Hold success loosely; it was never yours to grip.
What would it mean to tithe the glory? Not merely to give financially, but to give back the credit, the praise, the recognition. To speak publicly and privately of what moved through you rather than what you made. To redirect attention away from yourself toward the Source that is the true author of all that is beautiful, true, and good.
The Fire Was Never Ours
We return to the question with which we began: Whose fire is this?
The answer was always known, even as we pretended otherwise. Even as we built our brands and filed our copyrights and accepted our awards, some part of us remembered the truth we had worked so hard to forget. The fire is not ours. It was never ours. We are carriers, not owners. Trustees, not landlords. Vessels, not sources. You know it and I know it. Even if you are squirming and writhing with the discomfort of this Kabir-inspired rebuke/performance.
The Promethean myth has served us poorly. We imagined ourselves as heroic thieves stealing fire from jealous gods. But the gods are not jealous. The fire was freely offered. We did not steal it; we received it. And the only theft was in our claiming.

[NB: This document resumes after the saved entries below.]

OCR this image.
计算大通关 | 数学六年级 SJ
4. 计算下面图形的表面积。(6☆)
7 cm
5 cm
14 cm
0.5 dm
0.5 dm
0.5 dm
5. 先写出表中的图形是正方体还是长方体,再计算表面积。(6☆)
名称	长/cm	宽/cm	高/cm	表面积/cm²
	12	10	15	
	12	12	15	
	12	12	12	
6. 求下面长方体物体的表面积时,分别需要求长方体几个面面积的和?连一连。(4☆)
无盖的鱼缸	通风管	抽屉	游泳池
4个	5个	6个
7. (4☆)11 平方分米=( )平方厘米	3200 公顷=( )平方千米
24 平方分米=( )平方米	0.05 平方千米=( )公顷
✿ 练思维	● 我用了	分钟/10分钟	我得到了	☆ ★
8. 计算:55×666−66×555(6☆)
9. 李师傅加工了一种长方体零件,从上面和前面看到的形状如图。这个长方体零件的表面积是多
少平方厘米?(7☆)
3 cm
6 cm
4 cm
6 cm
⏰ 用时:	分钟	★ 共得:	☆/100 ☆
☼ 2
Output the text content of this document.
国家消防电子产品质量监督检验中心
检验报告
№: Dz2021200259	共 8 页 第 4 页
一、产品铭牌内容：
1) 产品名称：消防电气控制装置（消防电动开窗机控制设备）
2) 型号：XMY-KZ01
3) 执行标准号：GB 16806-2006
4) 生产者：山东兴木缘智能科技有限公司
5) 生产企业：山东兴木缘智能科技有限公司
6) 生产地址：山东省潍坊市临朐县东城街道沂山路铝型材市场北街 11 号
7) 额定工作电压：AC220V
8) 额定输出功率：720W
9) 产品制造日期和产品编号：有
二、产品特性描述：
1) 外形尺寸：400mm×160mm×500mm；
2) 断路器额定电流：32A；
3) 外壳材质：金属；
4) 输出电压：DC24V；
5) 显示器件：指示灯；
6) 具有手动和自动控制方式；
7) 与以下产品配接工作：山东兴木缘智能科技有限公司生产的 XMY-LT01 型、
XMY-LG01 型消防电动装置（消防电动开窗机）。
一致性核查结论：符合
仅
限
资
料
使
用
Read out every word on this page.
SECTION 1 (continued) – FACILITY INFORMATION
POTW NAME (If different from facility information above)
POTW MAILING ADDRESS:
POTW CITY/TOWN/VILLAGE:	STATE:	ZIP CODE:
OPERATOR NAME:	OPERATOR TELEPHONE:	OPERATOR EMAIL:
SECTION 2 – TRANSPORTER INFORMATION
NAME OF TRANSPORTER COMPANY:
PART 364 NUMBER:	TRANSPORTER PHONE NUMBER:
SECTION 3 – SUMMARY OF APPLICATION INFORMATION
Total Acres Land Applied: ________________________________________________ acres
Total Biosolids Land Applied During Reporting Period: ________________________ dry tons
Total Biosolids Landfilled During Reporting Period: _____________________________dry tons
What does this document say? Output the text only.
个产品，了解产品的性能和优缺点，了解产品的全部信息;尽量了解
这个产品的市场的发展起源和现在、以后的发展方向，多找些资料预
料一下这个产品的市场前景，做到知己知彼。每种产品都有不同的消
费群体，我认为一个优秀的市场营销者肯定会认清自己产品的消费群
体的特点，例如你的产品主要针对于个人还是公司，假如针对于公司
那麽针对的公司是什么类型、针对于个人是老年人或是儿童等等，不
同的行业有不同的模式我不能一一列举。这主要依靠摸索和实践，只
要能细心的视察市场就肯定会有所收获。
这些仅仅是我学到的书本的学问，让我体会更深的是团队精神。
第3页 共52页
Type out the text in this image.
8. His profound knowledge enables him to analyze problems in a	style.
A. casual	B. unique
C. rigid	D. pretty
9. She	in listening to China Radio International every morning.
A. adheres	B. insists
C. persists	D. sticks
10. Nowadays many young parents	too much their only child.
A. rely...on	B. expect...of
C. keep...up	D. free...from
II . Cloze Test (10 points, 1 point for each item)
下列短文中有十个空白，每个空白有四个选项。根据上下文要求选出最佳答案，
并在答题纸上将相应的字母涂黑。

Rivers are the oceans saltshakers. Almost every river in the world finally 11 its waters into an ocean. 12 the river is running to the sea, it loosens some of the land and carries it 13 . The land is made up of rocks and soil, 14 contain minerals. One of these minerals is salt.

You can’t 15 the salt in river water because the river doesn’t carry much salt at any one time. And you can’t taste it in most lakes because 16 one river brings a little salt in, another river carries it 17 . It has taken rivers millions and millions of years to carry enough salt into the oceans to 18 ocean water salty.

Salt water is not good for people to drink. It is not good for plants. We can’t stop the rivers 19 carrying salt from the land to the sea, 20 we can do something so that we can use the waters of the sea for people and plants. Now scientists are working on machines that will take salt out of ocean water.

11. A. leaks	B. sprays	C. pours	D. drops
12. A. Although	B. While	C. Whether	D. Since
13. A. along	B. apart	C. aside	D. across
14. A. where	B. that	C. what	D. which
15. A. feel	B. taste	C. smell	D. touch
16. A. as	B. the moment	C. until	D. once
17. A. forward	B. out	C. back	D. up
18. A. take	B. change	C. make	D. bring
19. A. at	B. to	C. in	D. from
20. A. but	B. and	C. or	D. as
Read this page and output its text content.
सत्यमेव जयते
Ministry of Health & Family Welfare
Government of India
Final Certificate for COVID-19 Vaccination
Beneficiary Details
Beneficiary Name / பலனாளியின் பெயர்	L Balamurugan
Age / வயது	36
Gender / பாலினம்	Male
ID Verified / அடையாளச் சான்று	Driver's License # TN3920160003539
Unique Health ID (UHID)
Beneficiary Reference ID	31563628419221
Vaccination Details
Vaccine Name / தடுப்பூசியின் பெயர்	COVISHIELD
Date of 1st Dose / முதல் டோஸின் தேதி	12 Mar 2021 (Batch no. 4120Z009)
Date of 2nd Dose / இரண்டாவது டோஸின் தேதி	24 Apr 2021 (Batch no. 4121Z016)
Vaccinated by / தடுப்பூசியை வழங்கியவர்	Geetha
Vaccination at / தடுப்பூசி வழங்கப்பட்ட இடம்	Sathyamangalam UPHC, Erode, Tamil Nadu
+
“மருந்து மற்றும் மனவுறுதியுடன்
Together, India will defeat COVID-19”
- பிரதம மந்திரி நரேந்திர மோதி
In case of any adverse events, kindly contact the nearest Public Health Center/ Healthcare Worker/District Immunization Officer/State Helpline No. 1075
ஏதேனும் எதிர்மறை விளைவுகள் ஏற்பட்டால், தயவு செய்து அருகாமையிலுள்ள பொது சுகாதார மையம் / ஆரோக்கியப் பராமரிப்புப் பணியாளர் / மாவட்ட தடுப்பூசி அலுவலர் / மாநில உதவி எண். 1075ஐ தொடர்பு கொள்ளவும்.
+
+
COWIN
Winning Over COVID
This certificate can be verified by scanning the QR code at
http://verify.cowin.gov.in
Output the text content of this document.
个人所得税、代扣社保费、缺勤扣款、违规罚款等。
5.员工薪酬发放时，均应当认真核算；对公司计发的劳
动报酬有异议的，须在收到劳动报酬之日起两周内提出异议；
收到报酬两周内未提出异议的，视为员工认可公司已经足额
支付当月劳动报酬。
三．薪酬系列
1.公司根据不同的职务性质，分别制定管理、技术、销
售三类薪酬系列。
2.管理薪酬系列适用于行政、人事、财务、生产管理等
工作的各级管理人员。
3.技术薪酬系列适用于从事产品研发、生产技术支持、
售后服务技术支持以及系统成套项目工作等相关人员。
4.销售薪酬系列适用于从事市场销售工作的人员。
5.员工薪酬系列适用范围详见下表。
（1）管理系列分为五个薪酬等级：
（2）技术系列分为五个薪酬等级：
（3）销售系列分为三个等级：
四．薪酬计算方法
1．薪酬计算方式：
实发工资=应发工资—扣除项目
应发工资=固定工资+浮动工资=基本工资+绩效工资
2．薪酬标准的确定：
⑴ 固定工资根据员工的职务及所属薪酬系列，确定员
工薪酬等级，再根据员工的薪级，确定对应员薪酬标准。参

There is freedom on the other side of this recognition. I have felt it, and it is a lightness that comes from laying down a burden we were never meant to carry. The weight of ownership is crushing. The responsibility of authorship is more than any human soul can bear. But to be a channel, a conduit, a hollow reed through which the breath of the divine becomes audible—this is sustainable. This is joyful. This is what we were made for.
May we learn to invoke before we begin. May we learn to acknowledge before we share. May we learn to hold our gifts loosely, remembering whose hands they came from. May the Muse’s grief become the Muse’s joy as we return to the ancient posture of receptivity and surrender.
May we become, again, what we were always meant to be: not authors, but instruments. Not owners, but offerings.
I lay down this pen that was never mine.
I release these words to their proper owner.
Let my name be sand, and the tide be glory—
washing in, washing out, leaving only the shoreline
of what remains when the small self has been forgotten.
Amen. So be it. Let it be done.




The question of ownership- of who truly possesses art- has always lived at the center of my work. Does the artwork belong to the hand that shapes it, or to the earth that offered the pigment, or the air that settled it into being? Does it belong to the muse who sparked the vision, or to the witness whose gaze completes it?
There was a time when art was born from the collective, made in communion, for the community. But even then, patrons laid claim to authorship while invisible hands labored in the shadows. The muse, too, historically the heartbeat of creation, has been reduced to an object of desire, stripped of agency and devotion. She has been consumed rather than worshipped.
I am constantly asking: What if the muse is not an object but a co-author?
What if the art is not a product but a shared field of aliveness?
As an artist, I feel increasingly called toward a communal practice, one that refuses to sever art from its origins and instead honours every force that participates in the making. My work is becoming less about possession and more about participation, less about claiming and more about offering.
I am imagining shared spaces where art is not a commodity first but a conversation , a space where we learn to witness one another with reverence, where inspiration circulates freely, where beauty is something we build together rather than compete to own.
In that world, the question changes.
Art does not belong to anyone, we belong to it. 🩵✨
Thank you for this beautiful work as always my beloved ❤️🔥
Brother, this is marvelous! What an intro! What a piece!!